Today’s effort was an attempt to answer a question raised by Xan Gregg in a comment on an open issue against XSDL 1.1 Structures. Two schema documents (one pretty much as Xan provided it, one modified to correct a possible oversight), and five instances, provide a simple test of how implementations have interpreted a rule in XSDL which Xan and I turn out to have read differently. (The test cases, and a catalog for this tiny collection of tests, are all on the W3C server at http://www.w3.org/XML/2008/xsdl-exx/. I plan to put every schema example I generate this year there, instead of hiding it on my hard disk.
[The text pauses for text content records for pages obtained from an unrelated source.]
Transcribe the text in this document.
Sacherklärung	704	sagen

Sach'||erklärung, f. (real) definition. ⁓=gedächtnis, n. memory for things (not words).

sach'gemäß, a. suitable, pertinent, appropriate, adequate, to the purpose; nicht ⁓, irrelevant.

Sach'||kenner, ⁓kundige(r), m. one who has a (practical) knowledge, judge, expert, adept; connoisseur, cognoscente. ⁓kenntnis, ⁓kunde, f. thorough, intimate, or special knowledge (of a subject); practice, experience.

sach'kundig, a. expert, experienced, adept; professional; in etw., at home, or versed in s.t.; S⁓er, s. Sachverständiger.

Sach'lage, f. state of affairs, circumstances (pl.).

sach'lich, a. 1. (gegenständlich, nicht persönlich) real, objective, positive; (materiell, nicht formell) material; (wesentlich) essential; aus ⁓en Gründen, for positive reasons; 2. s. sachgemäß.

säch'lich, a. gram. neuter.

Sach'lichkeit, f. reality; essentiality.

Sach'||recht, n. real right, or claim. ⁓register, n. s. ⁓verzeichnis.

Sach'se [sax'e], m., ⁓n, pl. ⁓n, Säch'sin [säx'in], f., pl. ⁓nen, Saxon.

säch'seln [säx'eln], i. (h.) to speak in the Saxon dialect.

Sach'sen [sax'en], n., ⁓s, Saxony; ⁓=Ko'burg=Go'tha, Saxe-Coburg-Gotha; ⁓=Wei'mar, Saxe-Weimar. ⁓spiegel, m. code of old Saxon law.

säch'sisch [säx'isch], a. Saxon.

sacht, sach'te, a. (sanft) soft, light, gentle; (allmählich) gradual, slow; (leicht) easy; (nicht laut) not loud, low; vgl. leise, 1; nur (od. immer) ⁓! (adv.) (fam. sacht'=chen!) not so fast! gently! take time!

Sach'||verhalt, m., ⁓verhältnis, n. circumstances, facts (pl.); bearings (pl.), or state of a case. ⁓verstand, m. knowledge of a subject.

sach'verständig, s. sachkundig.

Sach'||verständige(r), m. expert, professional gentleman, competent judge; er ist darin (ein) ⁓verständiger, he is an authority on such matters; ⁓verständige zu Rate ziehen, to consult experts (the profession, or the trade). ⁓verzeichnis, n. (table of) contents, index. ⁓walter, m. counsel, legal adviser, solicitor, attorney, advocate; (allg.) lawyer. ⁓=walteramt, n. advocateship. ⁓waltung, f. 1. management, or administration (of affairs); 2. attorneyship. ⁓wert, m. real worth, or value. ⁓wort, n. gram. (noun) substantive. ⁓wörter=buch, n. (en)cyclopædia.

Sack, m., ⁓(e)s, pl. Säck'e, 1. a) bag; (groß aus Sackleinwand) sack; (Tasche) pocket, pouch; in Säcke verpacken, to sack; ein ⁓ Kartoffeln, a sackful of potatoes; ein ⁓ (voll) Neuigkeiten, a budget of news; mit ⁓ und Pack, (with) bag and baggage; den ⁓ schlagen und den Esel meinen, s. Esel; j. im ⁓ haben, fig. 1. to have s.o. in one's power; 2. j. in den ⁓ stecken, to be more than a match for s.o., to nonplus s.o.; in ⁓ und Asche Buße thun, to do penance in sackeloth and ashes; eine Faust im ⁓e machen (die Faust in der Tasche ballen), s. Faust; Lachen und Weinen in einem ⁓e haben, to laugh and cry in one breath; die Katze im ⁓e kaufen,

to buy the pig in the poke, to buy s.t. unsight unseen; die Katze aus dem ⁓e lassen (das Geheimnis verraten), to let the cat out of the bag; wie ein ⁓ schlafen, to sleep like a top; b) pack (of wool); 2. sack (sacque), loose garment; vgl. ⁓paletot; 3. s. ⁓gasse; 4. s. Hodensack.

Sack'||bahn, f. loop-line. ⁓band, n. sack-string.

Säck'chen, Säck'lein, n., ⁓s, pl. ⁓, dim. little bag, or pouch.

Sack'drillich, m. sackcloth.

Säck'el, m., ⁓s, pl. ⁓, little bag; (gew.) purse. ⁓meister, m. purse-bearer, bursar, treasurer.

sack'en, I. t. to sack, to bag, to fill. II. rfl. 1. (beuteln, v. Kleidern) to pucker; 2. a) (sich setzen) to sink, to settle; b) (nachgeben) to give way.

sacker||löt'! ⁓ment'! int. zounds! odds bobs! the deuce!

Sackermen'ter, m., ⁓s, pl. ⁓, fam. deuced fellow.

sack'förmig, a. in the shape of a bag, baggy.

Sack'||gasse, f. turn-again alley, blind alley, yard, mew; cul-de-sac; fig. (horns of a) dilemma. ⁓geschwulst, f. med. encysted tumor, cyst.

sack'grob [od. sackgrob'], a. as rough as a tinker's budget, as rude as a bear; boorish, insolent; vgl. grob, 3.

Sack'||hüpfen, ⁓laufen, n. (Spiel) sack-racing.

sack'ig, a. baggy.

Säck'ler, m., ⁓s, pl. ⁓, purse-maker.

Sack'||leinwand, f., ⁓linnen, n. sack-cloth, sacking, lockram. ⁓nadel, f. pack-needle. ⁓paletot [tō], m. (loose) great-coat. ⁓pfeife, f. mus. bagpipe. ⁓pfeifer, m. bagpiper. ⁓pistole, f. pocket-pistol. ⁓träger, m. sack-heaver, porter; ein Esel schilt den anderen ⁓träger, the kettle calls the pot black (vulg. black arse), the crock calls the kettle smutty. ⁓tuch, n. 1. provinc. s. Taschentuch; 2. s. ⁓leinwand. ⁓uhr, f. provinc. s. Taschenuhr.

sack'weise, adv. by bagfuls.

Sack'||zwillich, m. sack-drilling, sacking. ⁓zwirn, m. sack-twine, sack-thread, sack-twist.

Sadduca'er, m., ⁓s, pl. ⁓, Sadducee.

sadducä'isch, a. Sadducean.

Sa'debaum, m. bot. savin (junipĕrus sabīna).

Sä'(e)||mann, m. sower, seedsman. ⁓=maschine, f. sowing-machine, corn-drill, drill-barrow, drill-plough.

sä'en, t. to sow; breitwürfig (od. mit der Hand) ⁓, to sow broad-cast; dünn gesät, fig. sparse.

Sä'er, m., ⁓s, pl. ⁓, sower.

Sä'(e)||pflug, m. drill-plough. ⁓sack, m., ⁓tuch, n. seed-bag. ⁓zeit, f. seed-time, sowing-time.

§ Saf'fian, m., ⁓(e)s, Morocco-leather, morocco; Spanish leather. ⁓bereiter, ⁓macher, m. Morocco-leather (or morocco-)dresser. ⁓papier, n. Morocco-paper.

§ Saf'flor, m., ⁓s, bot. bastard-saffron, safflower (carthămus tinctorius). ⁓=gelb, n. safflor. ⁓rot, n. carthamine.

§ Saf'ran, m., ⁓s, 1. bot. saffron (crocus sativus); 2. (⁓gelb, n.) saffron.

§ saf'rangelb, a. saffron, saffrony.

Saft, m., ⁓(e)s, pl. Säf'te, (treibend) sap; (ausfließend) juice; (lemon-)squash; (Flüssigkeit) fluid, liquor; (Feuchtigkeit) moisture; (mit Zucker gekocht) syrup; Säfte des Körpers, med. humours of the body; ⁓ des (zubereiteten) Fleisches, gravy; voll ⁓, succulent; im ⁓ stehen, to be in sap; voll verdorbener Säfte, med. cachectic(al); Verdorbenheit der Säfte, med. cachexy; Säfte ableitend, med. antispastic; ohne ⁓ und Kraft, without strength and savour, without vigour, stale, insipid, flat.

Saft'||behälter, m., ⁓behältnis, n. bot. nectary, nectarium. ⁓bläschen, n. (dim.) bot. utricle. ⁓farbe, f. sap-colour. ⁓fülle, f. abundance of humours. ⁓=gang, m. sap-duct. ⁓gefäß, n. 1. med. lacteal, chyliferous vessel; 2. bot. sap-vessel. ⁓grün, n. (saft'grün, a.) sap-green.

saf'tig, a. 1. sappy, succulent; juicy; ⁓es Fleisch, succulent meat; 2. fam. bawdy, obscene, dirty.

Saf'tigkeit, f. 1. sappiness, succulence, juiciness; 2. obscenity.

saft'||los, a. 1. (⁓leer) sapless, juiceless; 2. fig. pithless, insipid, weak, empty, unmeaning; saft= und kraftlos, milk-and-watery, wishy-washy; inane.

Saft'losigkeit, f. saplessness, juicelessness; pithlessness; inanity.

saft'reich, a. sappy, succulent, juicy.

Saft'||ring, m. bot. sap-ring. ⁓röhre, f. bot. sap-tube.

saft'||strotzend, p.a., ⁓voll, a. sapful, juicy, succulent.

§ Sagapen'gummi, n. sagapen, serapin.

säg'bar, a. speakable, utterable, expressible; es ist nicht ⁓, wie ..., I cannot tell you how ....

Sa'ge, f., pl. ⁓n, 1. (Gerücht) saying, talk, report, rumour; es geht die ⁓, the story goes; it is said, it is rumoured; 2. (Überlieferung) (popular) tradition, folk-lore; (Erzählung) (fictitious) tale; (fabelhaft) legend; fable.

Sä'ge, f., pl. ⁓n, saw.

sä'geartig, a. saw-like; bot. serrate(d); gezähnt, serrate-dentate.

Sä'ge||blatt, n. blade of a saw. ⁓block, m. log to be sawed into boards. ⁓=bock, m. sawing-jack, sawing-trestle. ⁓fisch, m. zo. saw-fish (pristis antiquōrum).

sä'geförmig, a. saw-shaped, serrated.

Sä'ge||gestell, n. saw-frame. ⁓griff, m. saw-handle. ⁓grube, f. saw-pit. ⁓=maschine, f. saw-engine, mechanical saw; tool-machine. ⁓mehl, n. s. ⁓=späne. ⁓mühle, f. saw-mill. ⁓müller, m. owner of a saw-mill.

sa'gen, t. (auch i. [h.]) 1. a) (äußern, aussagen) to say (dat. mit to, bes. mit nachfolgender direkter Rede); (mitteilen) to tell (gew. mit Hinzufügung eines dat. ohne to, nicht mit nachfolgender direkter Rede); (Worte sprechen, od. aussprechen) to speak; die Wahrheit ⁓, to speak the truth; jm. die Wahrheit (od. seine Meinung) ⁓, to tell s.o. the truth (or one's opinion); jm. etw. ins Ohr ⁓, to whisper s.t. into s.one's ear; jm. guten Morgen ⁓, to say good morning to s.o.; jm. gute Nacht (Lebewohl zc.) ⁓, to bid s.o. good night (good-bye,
At least the interesting ones.) The process of making them and testing them was delayed for a bit of yak-shaving (quick, how do you embed selected XHTML modules into your DTD, in a way that you are willing to let other people see in public?), but I got them made eventually, and demonstrated to my own satisfaction that virtually all the implementors have agreed on the meaning of this bit of the spec. (Fortunately for me, they all read it the way I read it. But Xan is right that it could be taken in a different way; the wording should be changed to make it clearer.)

Maintaining a software sandbox with installed copies of all the software one wants to play with can be time consuming. And since in the usual case, you aren’t familiar with the software yet, you may not be able to make a strong case for making it an urgent task. Uncertain cost, uncertain benefit, low priority. Other things always seem more urgent. But having such a sandbox, and playing in it from time to time, are important tasks, even if not often urgent. It’s nice when you get a chance to do it.

Happy New Year.

Spolsky (and Usdin and Piez) on specs

Joel Spolsky (of Joel on Software) has put up a talk he gave at the Yale Computer Science department a few weeks ago. (Actually, he put it up a few weeks ago, too, shortly after giving the talk. I’m just slow seeing it.)

In it, he has an interesting riff on specifications and their discontents, which feels relevant to the perennial topics of improving the quality of W3C (and other) specs, and of the possible uses of formalization in that endeavor.

If the spec defines precisely what a program will do, with enough detail that it can be used to generate the program itself, this just begs the question: how do you write the spec? Such a complete spec is just as hard to write as the underlying computer program, because just as many details have to be answered by spec writer as the programmer.

This is not the whole story, by any means, if only because specs can and often do explicitly refrain from specifying everything a conforming implementation is to do. But it raises an important point, which is that the more precise one tries to make a spec, the easier it can be for contradictions or other problems to creep into it. (In my experience, this is particularly likely to wreak havoc with later attempts to correct errata.)

In their XML 2007 talk on “Separating mapping from coding in transformation tasks”, Tommie Usdin and Wendell Piez talk about the utility of separating the specification of an XML-to-XML transform (“mapping”) from its implementation (“coding”), and provide a lapidary argument against one common way of trying to make a specification more precise: “Code-like prose is hard to read.” (Has there ever been a more concise diagnosis of many reader’s problems with the XML Schema spec? I am torn between the pleasure of insight and the feeling that my knuckles have just been rapped, really hard. [Deep breath.] Thank you, ma’am, may I have another?)

How do we make specs precise and complete without making them as hard to write, and as hard to read, and as likely to contain insidious bugs, as the source code for a reference implementation?